Но ведь что-то есть там, за стенкой! Что же было до того? Всегда ли он был тут, с самого рождения? Что-то же с ним происходило, а он ничего не помнит – пустота в голове.
А почему, собственно, он решил, что появился на свет здесь, в Корпусе? Доказательств-то никаких. Но где же тогда? Ведь кроме Корпуса ничего нет! Или всё-таки есть?
Не оттуда ли выползают воспоминания о «прошлой жизни»? Но нет, их нельзя принимать всерьёз. Это же болезнь. Да и слишком уж странный мир из них выглядывает, не похожий ни на что привычное. Правда, Белый говорил как раз наоборот: всё, что кажется Косте бредом, есть на самом деле. Но ведь и сам Белый – только дурной сон, порождение Костиного больного сознания.
И опять появилась мысль, давно уже мучившая Костю. Ведь Белый и его слова не похожи ни на что известное. Но можно ли выдумать то, о чём не знаешь, чего никогда не видел, о чём никогда не думал? Так сон ли это?

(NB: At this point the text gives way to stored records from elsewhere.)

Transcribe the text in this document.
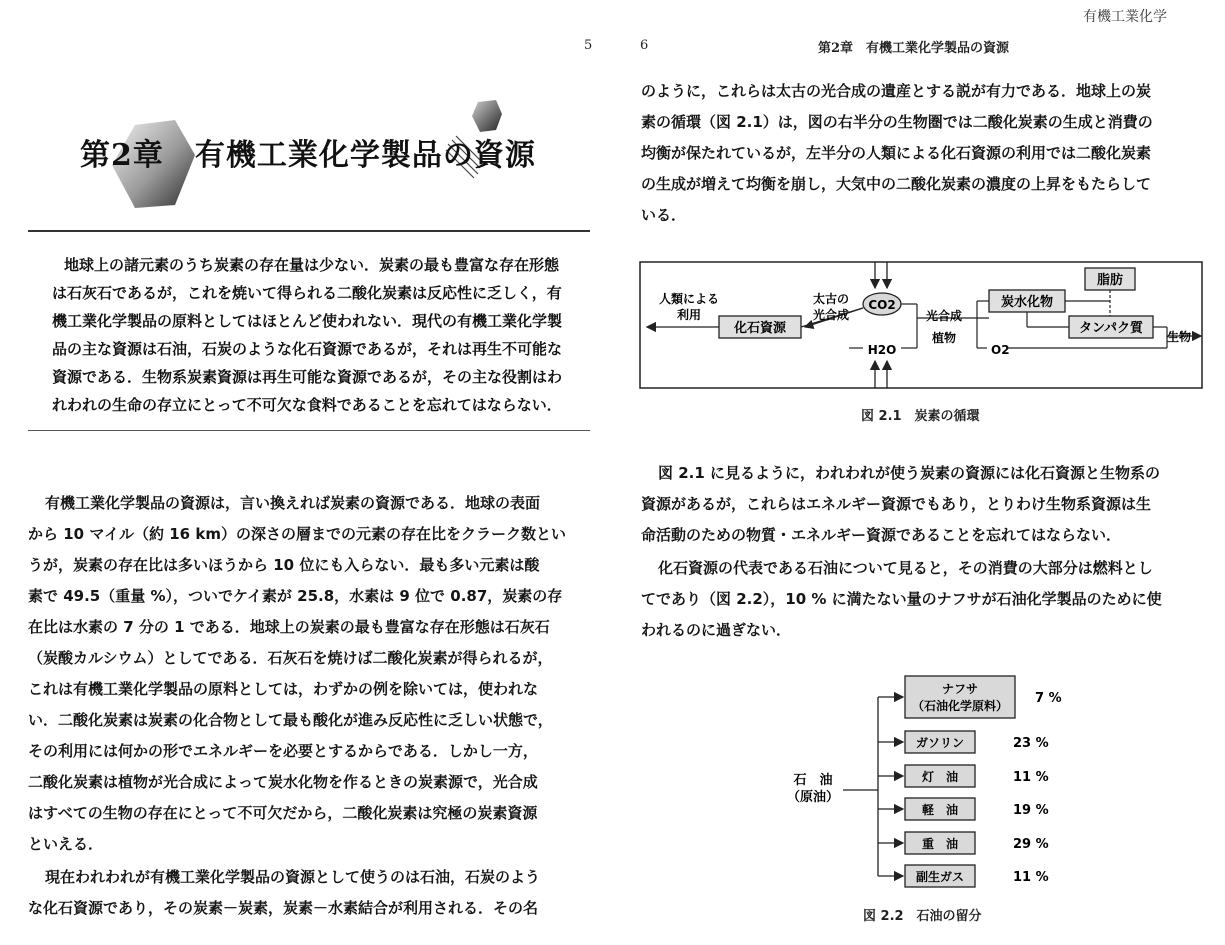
有機工業化学
5
第2章　有機工業化学製品の資源
地球上の諸元素のうち炭素の存在量は少ない．炭素の最も豊富な存在形態
は石灰石であるが，これを焼いて得られる二酸化炭素は反応性に乏しく，有
機工業化学製品の原料としてはほとんど使われない．現代の有機工業化学製
品の主な資源は石油，石炭のような化石資源であるが，それは再生不可能な
資源である．生物系炭素資源は再生可能な資源であるが，その主な役割はわ
れわれの生命の存立にとって不可欠な食料であることを忘れてはならない．
有機工業化学製品の資源は，言い換えれば炭素の資源である．地球の表面
から 10 マイル（約 16 km）の深さの層までの元素の存在比をクラーク数とい
うが，炭素の存在比は多いほうから 10 位にも入らない．最も多い元素は酸
素で 49.5（重量 %），ついでケイ素が 25.8，水素は 9 位で 0.87，炭素の存
在比は水素の 7 分の 1 である．地球上の炭素の最も豊富な存在形態は石灰石
（炭酸カルシウム）としてである．石灰石を焼けば二酸化炭素が得られるが，
これは有機工業化学製品の原料としては，わずかの例を除いては，使われな
い．二酸化炭素は炭素の化合物として最も酸化が進み反応性に乏しい状態で，
その利用には何かの形でエネルギーを必要とするからである．しかし一方，
二酸化炭素は植物が光合成によって炭水化物を作るときの炭素源で，光合成
はすべての生物の存在にとって不可欠だから，二酸化炭素は究極の炭素資源
といえる．
現在われわれが有機工業化学製品の資源として使うのは石油，石炭のよう
な化石資源であり，その炭素－炭素，炭素－水素結合が利用される．その名
6	第2章　有機工業化学製品の資源
のように，これらは太古の光合成の遺産とする説が有力である．地球上の炭
素の循環（図 2.1）は，図の右半分の生物圏では二酸化炭素の生成と消費の
均衡が保たれているが，左半分の人類による化石資源の利用では二酸化炭素
の生成が増えて均衡を崩し，大気中の二酸化炭素の濃度の上昇をもたらして
いる．
CO2
化石資源
人類による
利用
太古の
光合成
H2O
光合成
植物
炭水化物
O2
脂肪
タンパク質
生物
図 2.1　炭素の循環
図 2.1 に見るように，われわれが使う炭素の資源には化石資源と生物系の
資源があるが，これらはエネルギー資源でもあり，とりわけ生物系資源は生
命活動のための物質・エネルギー資源であることを忘れてはならない．
化石資源の代表である石油について見ると，その消費の大部分は燃料とし
てであり（図 2.2），10 % に満たない量のナフサが石油化学製品のために使
われるのに過ぎない．
石　油
（原油）
ナフサ
（石油化学原料） 7 %
ガソリン	23 %
灯　油	11 %
軽　油	19 %
重　油	29 %
副生ガス	11 %
図 2.2　石油の留分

Впрочем, кажется, это можно проверить. Вроде бы имеется способ. Что совсем недавно говорил Белый? Надо быстрее вспомнить, пока холод совсем не затемнил мозги. Значит, так. Было снежное поле. И он не чувствовал холода, и сам себе удивлялся – возможно ли такое? Стоять безо всего по щиколотку в снегу – и не мёрзнуть? Так не бывает. Тем более что снег-то самый настоящий, он ещё хрустел в ладонях, а Белому всё никак не удавалось слепить снежок, хотя тот и старался изо всех сил.
И вот этот рассыпающийся снежок и вытянул из глубоких ям памяти именно то, что нужно. Прощаясь, Белый сказал, что скоро будет плохо. Очень плохо. Можно сказать, смертельно. И тогда он придёт на помощь. Только сначала нужно кое-что сделать. А что? Да, теперь он вспомнил всё! Надо мысленно досчитать до десяти и сделать движение рукой.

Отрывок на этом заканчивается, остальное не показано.